Il Consiglio dei Ministri ha approvato all'unanimità il decreto legge che rende obbligatorio il green pass nei luoghi di lavoro pubblici e privati dal 15 ottobre.
Il premier Mario Draghi in Cdm ha dichiarato che il testo approvato è "un decreto per continuare ad aprire il Paese".
Il ministro della Salute Roberto Speranza ha spiegato che il decreto punta a "rendere questi luoghi più sicuri e rendere ancora più forte la nostra campagna di vaccinazione".
Speranza ha aggiunto che i tamponi saranno gratis per "gli esenti", quindi soggetti fragili o con disabilità.
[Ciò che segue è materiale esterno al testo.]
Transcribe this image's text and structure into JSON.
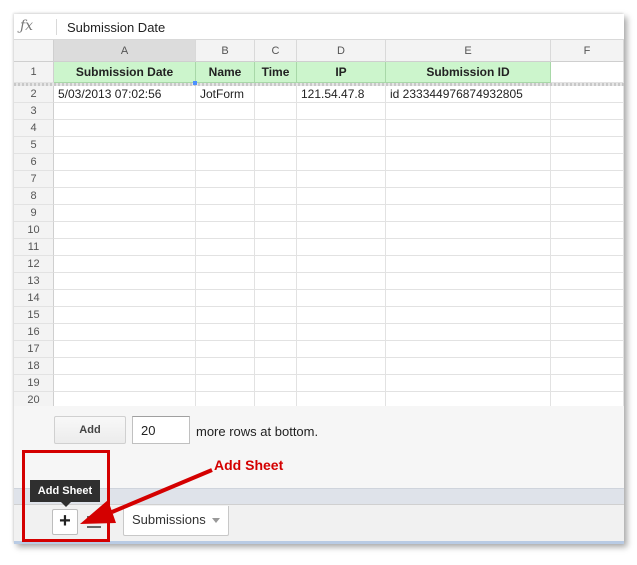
{
  "formula_bar": {
    "icon": "fx-icon",
    "label": "ƒx",
    "value": "Submission Date"
  },
  "columns": [
    "A",
    "B",
    "C",
    "D",
    "E",
    "F"
  ],
  "rows": [
    "1",
    "2",
    "3",
    "4",
    "5",
    "6",
    "7",
    "8",
    "9",
    "10",
    "11",
    "12",
    "13",
    "14",
    "15",
    "16",
    "17",
    "18",
    "19",
    "20"
  ],
  "header_row": [
    "Submission Date",
    "Name",
    "Time",
    "IP",
    "Submission ID",
    ""
  ],
  "data_rows": [
    [
      "5/03/2013 07:02:56",
      "JotForm",
      "",
      "121.54.47.8",
      "id 233344976874932805",
      ""
    ]
  ],
  "add_rows": {
    "button_label": "Add",
    "input_value": "20",
    "suffix": "more rows at bottom."
  },
  "sheet_bar": {
    "add_sheet_tooltip": "Add Sheet",
    "plus_label": "+",
    "tabs": [
      {
        "label": "Submissions"
      }
    ]
  },
  "annotation": {
    "label": "Add Sheet",
    "color": "#d40000"
  },
  "colors": {
    "header_fill": "#ccf5cc",
    "accent": "#4d90fe"
  }
}
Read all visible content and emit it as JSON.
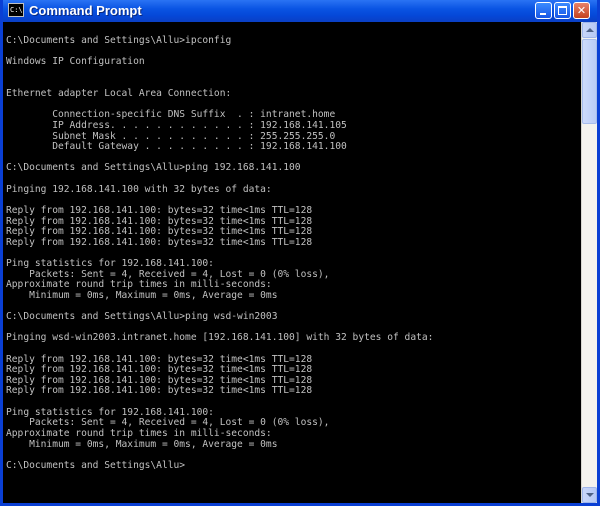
{
  "window": {
    "title": "Command Prompt",
    "icon_name": "cmd-icon",
    "icon_text": "C:\\",
    "controls": [
      "minimize",
      "maximize",
      "close"
    ]
  },
  "colors": {
    "titlebar": "#0a54e3",
    "console_bg": "#000000",
    "console_fg": "#c0c0c0"
  },
  "console": {
    "lines": [
      "C:\\Documents and Settings\\Allu>ipconfig",
      "",
      "Windows IP Configuration",
      "",
      "",
      "Ethernet adapter Local Area Connection:",
      "",
      "        Connection-specific DNS Suffix  . : intranet.home",
      "        IP Address. . . . . . . . . . . . : 192.168.141.105",
      "        Subnet Mask . . . . . . . . . . . : 255.255.255.0",
      "        Default Gateway . . . . . . . . . : 192.168.141.100",
      "",
      "C:\\Documents and Settings\\Allu>ping 192.168.141.100",
      "",
      "Pinging 192.168.141.100 with 32 bytes of data:",
      "",
      "Reply from 192.168.141.100: bytes=32 time<1ms TTL=128",
      "Reply from 192.168.141.100: bytes=32 time<1ms TTL=128",
      "Reply from 192.168.141.100: bytes=32 time<1ms TTL=128",
      "Reply from 192.168.141.100: bytes=32 time<1ms TTL=128",
      "",
      "Ping statistics for 192.168.141.100:",
      "    Packets: Sent = 4, Received = 4, Lost = 0 (0% loss),",
      "Approximate round trip times in milli-seconds:",
      "    Minimum = 0ms, Maximum = 0ms, Average = 0ms",
      "",
      "C:\\Documents and Settings\\Allu>ping wsd-win2003",
      "",
      "Pinging wsd-win2003.intranet.home [192.168.141.100] with 32 bytes of data:",
      "",
      "Reply from 192.168.141.100: bytes=32 time<1ms TTL=128",
      "Reply from 192.168.141.100: bytes=32 time<1ms TTL=128",
      "Reply from 192.168.141.100: bytes=32 time<1ms TTL=128",
      "Reply from 192.168.141.100: bytes=32 time<1ms TTL=128",
      "",
      "Ping statistics for 192.168.141.100:",
      "    Packets: Sent = 4, Received = 4, Lost = 0 (0% loss),",
      "Approximate round trip times in milli-seconds:",
      "    Minimum = 0ms, Maximum = 0ms, Average = 0ms",
      "",
      "C:\\Documents and Settings\\Allu>"
    ]
  }
}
E la validità di quelli molecolari sarà ampliata a 72 ore.
La ministra per gli Affari regionali Maria Stella Gelmini ha spiegato che, però, "viene calmierato il prezzo dei tamponi, otto euro per i minorenni, 15 per gli adulti".
Il ministro della Pubblica amministrazione Renato Brunetta ha sottolineato che è stato applicato lo stesso metodo impiegato per l'obbligo nella scuola "che ha funzionato benissimo".
E con il provvedimento "universalistico" si toccano "un insieme di 23 milioni di lavoratori, tutto il capitale umano del paese, che in gran parte è già dotato" di certificazione.

Dai politici ai magistrati

Anche i politici dovranno esibire il certificato, ma, vista la specificità delle due Camere, il decreto stabilisce che "gli organi costituzionali, nell'ambito della propria autonomia, adeguano il proprio ordinamento".
Il decreto stabilisce che l'obbligo di green pass venga esteso a tutti i luoghi di lavoro e anche "ai soggetti titolari di cariche elettive o di cariche istituzionali di vertice", quindi sindaci e presidenti di Regione, nonché ai consiglieri.
La certificazione sarà obbligatoria anche per i magistrati, compresi quelli onorari, gli avvocati e i procuratori dello Stato e i componenti delle commissioni tributarie che devono accedere agli uffici giudiziari.
Niente obbligo, invece, per "avvocati e altri difensori, consulenti, periti e altri ausiliari del magistrato estranei alle amministrazioni della giustizia, testimoni e parti del processo".

Nella P.a. obbligo anche per le ditte esterne

Il decreto stabilisce che la verifica del green pass sia in capo ai "datori di lavoro" per tutti i dipendenti pubblici.
Entro il 15 ottobre bisognerà designare le modalità operative delle verifiche che potrebbero essere fatte "a campione" e con controlli preferibilmente all'ingresso.
L'obbligo è previsto anche per i lavoratori esterni, in questo caso la verifica spetta ai rispettivi datori di lavoro delle singole aziende.

Multe fino a 1.500 euro nel pubblico

Per i dipendenti pubblici che verranno trovati sul posto di lavoro senza il green pass sono previste sanzioni da 600 a 1.500 euro, nel decreto.
Se il dipendente si presenta per cinque giorni di seguito senza certificazione scatta la sospensione senza stipendio.

Le sanzioni, ha sottolineato il ministro del Lavoro, Andrea Orlando, "non devono essere in alcun modo agganciate a percorsi che portano al licenziamento".